Emergency power bank -a great option, it will allow you to recharge multiple appliances and, depending on the size, might even run your refrigerator or heater. Look for one with a newer, LiFePO4 battery-they offer almost double the number of charging cycles compared to the previous generation.
Solar and Batteries
Solar panels paired with an inverter and storage batteries (or, on a smaller scale, the above-mentioned power bank) can offer you a way to charge your appliances or, on a larger, more expensive scale, take over the power needs of your home in its entirety.
A collection of rechargeable batteries paired with flashlights, solar lanterns, an oil lamp, and a gas stove /heater will keep you in light for days while being very easy on the wallet. Combining that with a smaller power storage bank will allow you to recharge your phone and laptop a few times, keeping you in touch with the world.
Keep You and Yours Well Fed
Keeping enough food stored to avoid being a last-minute shopper fighting for the last pack of toilet paper is a must, with even the CDC recommending at least a few days of food stored in case of an emergency.
Store food that your family normally eats, and make sure to have a way to open containers and prepare the meals. A manual can opener is a great idea, and a propane camping cooking stove will do wonders for the morale and well-being of your group. Make sure to use it in a well-ventilated area.
An alternative that quite a few of us already have is an outside gas or coal grill. While barbequing in a snowstorm will not appeal to many, the rewards of a warm meal are hard to overestimate.
Make sure to store enough water for everyone-an average person needs over a gallon of water a day.
Don't forget about your pets-keep enough pet food and a gallon of water per pet as well.
If you take prescription medications-make sure you're well stocked up in case you can't make it to the pharmacy for a few days.
Keep the Entrance Open
Life doesn't take a break during a weather emergency, and if anything, medical crises happen during weather emergencies more than at any other time.
If the worst comes to pass and you or your loved one is in need of medical attention, it pays to ensure emergency personnel can make it to your home. A snow blower, lawnmower, or four-wheeler with a snow blade is indispensable if you have a driveway clogged by snow.

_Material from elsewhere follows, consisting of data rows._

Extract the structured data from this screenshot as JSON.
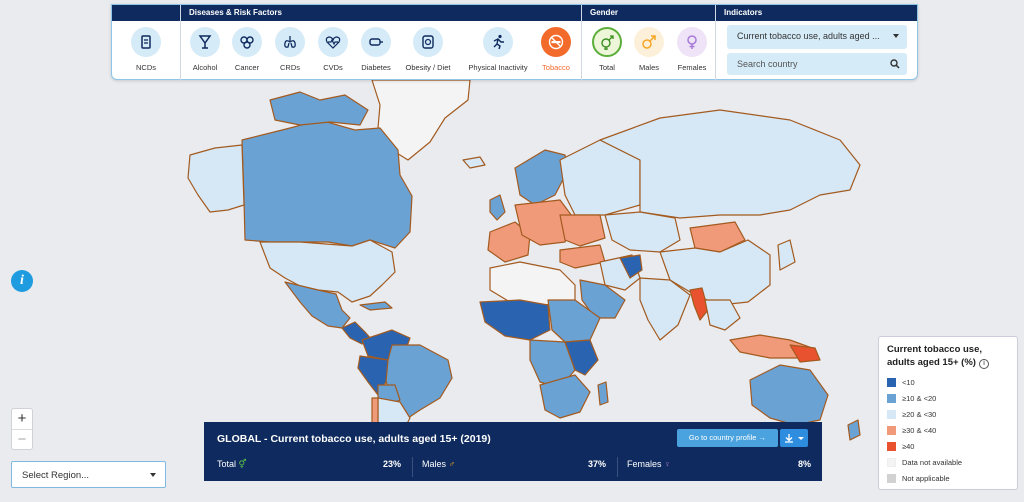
{
  "header": {
    "diseases_title": "Diseases & Risk Factors",
    "gender_title": "Gender",
    "indicators_title": "Indicators"
  },
  "diseases": [
    {
      "label": "NCDs",
      "icon": "ncd-icon"
    },
    {
      "label": "Alcohol",
      "icon": "alcohol-icon"
    },
    {
      "label": "Cancer",
      "icon": "cancer-icon"
    },
    {
      "label": "CRDs",
      "icon": "lungs-icon"
    },
    {
      "label": "CVDs",
      "icon": "heart-icon"
    },
    {
      "label": "Diabetes",
      "icon": "diabetes-icon"
    },
    {
      "label": "Obesity / Diet",
      "icon": "obesity-icon"
    },
    {
      "label": "Physical Inactivity",
      "icon": "running-icon"
    },
    {
      "label": "Tobacco",
      "icon": "no-smoking-icon"
    }
  ],
  "active_factor": "Tobacco",
  "gender": [
    {
      "label": "Total",
      "icon": "total-gender-icon"
    },
    {
      "label": "Males",
      "icon": "male-icon"
    },
    {
      "label": "Females",
      "icon": "female-icon"
    }
  ],
  "indicator": {
    "selected": "Current tobacco use, adults aged ...",
    "search_placeholder": "Search country"
  },
  "region": {
    "selected": "Select Region..."
  },
  "zoom": {
    "in": "+",
    "out": "−"
  },
  "info": "i",
  "legend": {
    "title": "Current tobacco use, adults aged 15+ (%)",
    "items": [
      {
        "label": "<10",
        "color": "#2a64b0"
      },
      {
        "label": "≥10 & <20",
        "color": "#6aa2d4"
      },
      {
        "label": "≥20 & <30",
        "color": "#d6e8f5"
      },
      {
        "label": "≥30 & <40",
        "color": "#f09a7a"
      },
      {
        "label": "≥40",
        "color": "#e8522e"
      },
      {
        "label": "Data not available",
        "color": "#f4f4f4"
      },
      {
        "label": "Not applicable",
        "color": "#d2d2d2"
      }
    ]
  },
  "global": {
    "title": "GLOBAL - Current tobacco use, adults aged 15+ (2019)",
    "profile_button": "Go to country profile",
    "total_label": "Total",
    "total_value": "23%",
    "males_label": "Males",
    "males_value": "37%",
    "females_label": "Females",
    "females_value": "8%"
  },
  "colors": {
    "navy": "#0e2a5e",
    "accent": "#f26b2b",
    "land_border": "#a35a1f"
  }
}
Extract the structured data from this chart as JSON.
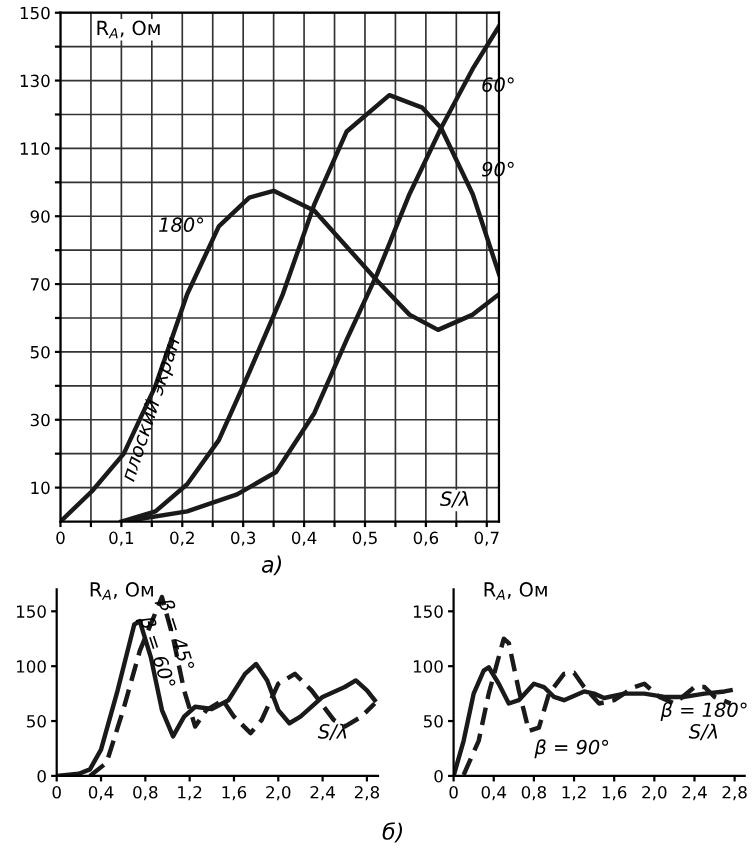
{
  "chart_data": [
    {
      "type": "line",
      "xlabel": "S/λ",
      "ylabel": "R$_{A}$, Ом",
      "xlim": [
        0,
        0.72
      ],
      "ylim": [
        0,
        150
      ],
      "xticks": [
        0,
        {
          "value": 0.05,
          "label": null
        },
        {
          "value": 0.1,
          "label": "0,1"
        },
        {
          "value": 0.15,
          "label": null
        },
        {
          "value": 0.2,
          "label": "0,2"
        },
        {
          "value": 0.25,
          "label": null
        },
        {
          "value": 0.3,
          "label": "0,3"
        },
        {
          "value": 0.35,
          "label": null
        },
        {
          "value": 0.4,
          "label": "0,4"
        },
        {
          "value": 0.45,
          "label": null
        },
        {
          "value": 0.5,
          "label": "0,5"
        },
        {
          "value": 0.55,
          "label": null
        },
        {
          "value": 0.6,
          "label": "0,6"
        },
        {
          "value": 0.65,
          "label": null
        },
        {
          "value": 0.7,
          "label": "0,7"
        }
      ],
      "yticks": [
        10,
        {
          "value": 20,
          "label": null
        },
        30,
        {
          "value": 40,
          "label": null
        },
        50,
        {
          "value": 60,
          "label": null
        },
        70,
        {
          "value": 80,
          "label": null
        },
        90,
        {
          "value": 100,
          "label": null
        },
        110,
        {
          "value": 120,
          "label": null
        },
        130,
        {
          "value": 140,
          "label": null
        },
        150
      ],
      "grid": true,
      "line_style": "solid",
      "series": [
        {
          "color": "#1a1a1a",
          "x": [
            0,
            0.052,
            0.104,
            0.156,
            0.208,
            0.26,
            0.31,
            0.35,
            0.417,
            0.47,
            0.52,
            0.573,
            0.62,
            0.677,
            0.72
          ],
          "values": [
            0,
            9,
            20,
            40,
            67,
            87,
            95.5,
            97.5,
            91.6,
            81,
            71,
            61,
            56.5,
            61,
            67
          ]
        },
        {
          "color": "#1a1a1a",
          "x": [
            0.1,
            0.156,
            0.208,
            0.26,
            0.31,
            0.365,
            0.417,
            0.47,
            0.54,
            0.594,
            0.625,
            0.677,
            0.72
          ],
          "values": [
            0,
            3,
            11,
            24,
            44,
            67,
            93.6,
            115,
            125.7,
            122,
            116,
            96.5,
            73
          ]
        },
        {
          "color": "#1a1a1a",
          "x": [
            0.104,
            0.208,
            0.29,
            0.354,
            0.417,
            0.47,
            0.52,
            0.573,
            0.625,
            0.677,
            0.72
          ],
          "values": [
            0,
            3,
            8,
            14.6,
            32,
            53.6,
            73,
            96.5,
            116,
            133.5,
            146
          ]
        }
      ],
      "annotations": [
        {
          "text": "плоский экран",
          "x": 0.15,
          "y": 33
        },
        {
          "text": "180°",
          "x": 0.26,
          "y": 87
        },
        {
          "text": "90°",
          "x": 0.677,
          "y": 96.5
        },
        {
          "text": "60°",
          "x": 0.677,
          "y": 133.5
        },
        "а)"
      ]
    },
    {
      "type": "line",
      "xlabel": "S/λ",
      "ylabel": "R$_{A}$, Ом",
      "xlim": [
        0,
        2.9
      ],
      "ylim": [
        0,
        170
      ],
      "xticks": [
        0,
        {
          "value": 0.4,
          "label": "0,4"
        },
        {
          "value": 0.8,
          "label": "0,8"
        },
        {
          "value": 1.2,
          "label": "1,2"
        },
        {
          "value": 1.6,
          "label": "1,6"
        },
        {
          "value": 2.0,
          "label": "2,0"
        },
        {
          "value": 2.4,
          "label": "2,4"
        },
        {
          "value": 2.8,
          "label": "2,8"
        }
      ],
      "yticks": [
        0,
        50,
        100,
        150
      ],
      "series": [
        {
          "color": "#1a1a1a",
          "line_style": "solid",
          "x": [
            0,
            0.2,
            0.3,
            0.4,
            0.55,
            0.7,
            0.75,
            0.85,
            0.95,
            1.05,
            1.15,
            1.25,
            1.4,
            1.55,
            1.7,
            1.8,
            1.9,
            2.0,
            2.1,
            2.2,
            2.4,
            2.6,
            2.7,
            2.8,
            2.87
          ],
          "values": [
            0,
            2,
            6,
            24,
            78,
            138,
            141,
            108,
            60,
            36,
            54,
            63,
            61,
            69,
            93,
            102,
            87,
            60,
            48,
            54,
            72,
            81,
            87,
            78,
            69
          ]
        },
        {
          "color": "#1a1a1a",
          "line_style": "dashed",
          "x": [
            0.3,
            0.45,
            0.6,
            0.75,
            0.95,
            1.05,
            1.15,
            1.25,
            1.35,
            1.5,
            1.6,
            1.75,
            1.85,
            2.0,
            2.15,
            2.3,
            2.5,
            2.6,
            2.75,
            2.87
          ],
          "values": [
            0,
            12,
            60,
            114,
            163,
            126,
            78,
            45,
            60,
            69,
            54,
            39,
            51,
            84,
            93,
            78,
            51,
            45,
            54,
            66
          ]
        }
      ],
      "annotations": [
        {
          "text": "β = 45°",
          "x": 1.07,
          "y": 128
        },
        {
          "text": "β = 60°",
          "x": 0.9,
          "y": 112
        }
      ]
    },
    {
      "type": "line",
      "xlabel": "S/λ",
      "ylabel": "R$_{A}$, Ом",
      "xlim": [
        0,
        2.9
      ],
      "ylim": [
        0,
        170
      ],
      "xticks": [
        0,
        {
          "value": 0.4,
          "label": "0,4"
        },
        {
          "value": 0.8,
          "label": "0,8"
        },
        {
          "value": 1.2,
          "label": "1,2"
        },
        {
          "value": 1.6,
          "label": "1,6"
        },
        {
          "value": 2.0,
          "label": "2,0"
        },
        {
          "value": 2.4,
          "label": "2,4"
        },
        {
          "value": 2.8,
          "label": "2,8"
        }
      ],
      "yticks": [
        0,
        50,
        100,
        150
      ],
      "series": [
        {
          "color": "#1a1a1a",
          "line_style": "solid",
          "x": [
            0,
            0.1,
            0.2,
            0.3,
            0.35,
            0.45,
            0.55,
            0.65,
            0.8,
            0.9,
            1.0,
            1.1,
            1.3,
            1.4,
            1.5,
            1.7,
            1.9,
            2.1,
            2.3,
            2.5,
            2.7,
            2.76
          ],
          "values": [
            0,
            32,
            75,
            96,
            99,
            84,
            66,
            69,
            84,
            81,
            72,
            69,
            77,
            75,
            71,
            75,
            75,
            72,
            72,
            75,
            77,
            78
          ]
        },
        {
          "color": "#1a1a1a",
          "line_style": "dashed",
          "x": [
            0.1,
            0.25,
            0.35,
            0.5,
            0.55,
            0.65,
            0.75,
            0.85,
            0.95,
            1.1,
            1.2,
            1.3,
            1.45,
            1.6,
            1.8,
            1.9,
            2.05,
            2.2,
            2.4,
            2.5,
            2.6,
            2.76
          ],
          "values": [
            1,
            32,
            75,
            125,
            121,
            78,
            41,
            44,
            75,
            93,
            94,
            81,
            66,
            69,
            81,
            84,
            72,
            66,
            81,
            81,
            72,
            66
          ]
        }
      ],
      "annotations": [
        {
          "text": "β = 180°",
          "x": 2.5,
          "y": 75
        },
        {
          "text": "β = 90°",
          "x": 0.75,
          "y": 41
        },
        "б)"
      ]
    }
  ]
}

Make sure your vehicle is in good shape in case you have no choice but to make a trip out by yourself.
- Top up the air in your tires-you lose tire pressure in the cold, and underfilled tires have much less grip on icy or snowy roads.
- Fill your wiper fluid tank with a winter blend of de-icing fluid.
- Install a battery (or an engine block heater if a cold snap is not a once-a-lifetime emergency but just a part of normal winter weather in the area)to ensure your car starts when you need it to. Batteries discharge faster in the cold and take more cranking amps to start your vehicle.
- Put a go bag in the back of your car or truck during the winter—an old warm jacket, boots, socks, a couple of power bars, a blanket, and a flashlight might just save your life if you brake down by the side of the road.
- Keep a folding show shovel, emergency candle, work gloves, and a bag of kitty litter(dumping kitty litter on ice will often let you get enough traction to get out of a ditch if you've stuck) in the back of the vehicle in case of a road emergency.
Keep in Touch With the Outside World
An emergency radio and a fully charged phone are a must if you're living in an area where extreme weather might rear its ugly head. It'll also give you a heads-up on what's coming and when it might end, as well as bring you emergency announcements.
Look for a model that has a solar charging panel combined with a USB charger and a crank handle to charge manually. Today, many emergency radios will be able to charge your phone as well.
Being well prepared goes a long way toward transforming a cold snap from a terrifying emergency to a fun time to camp out in your home with your loved ones without the distractions of the tv and other everpresent, attention-draining appliances.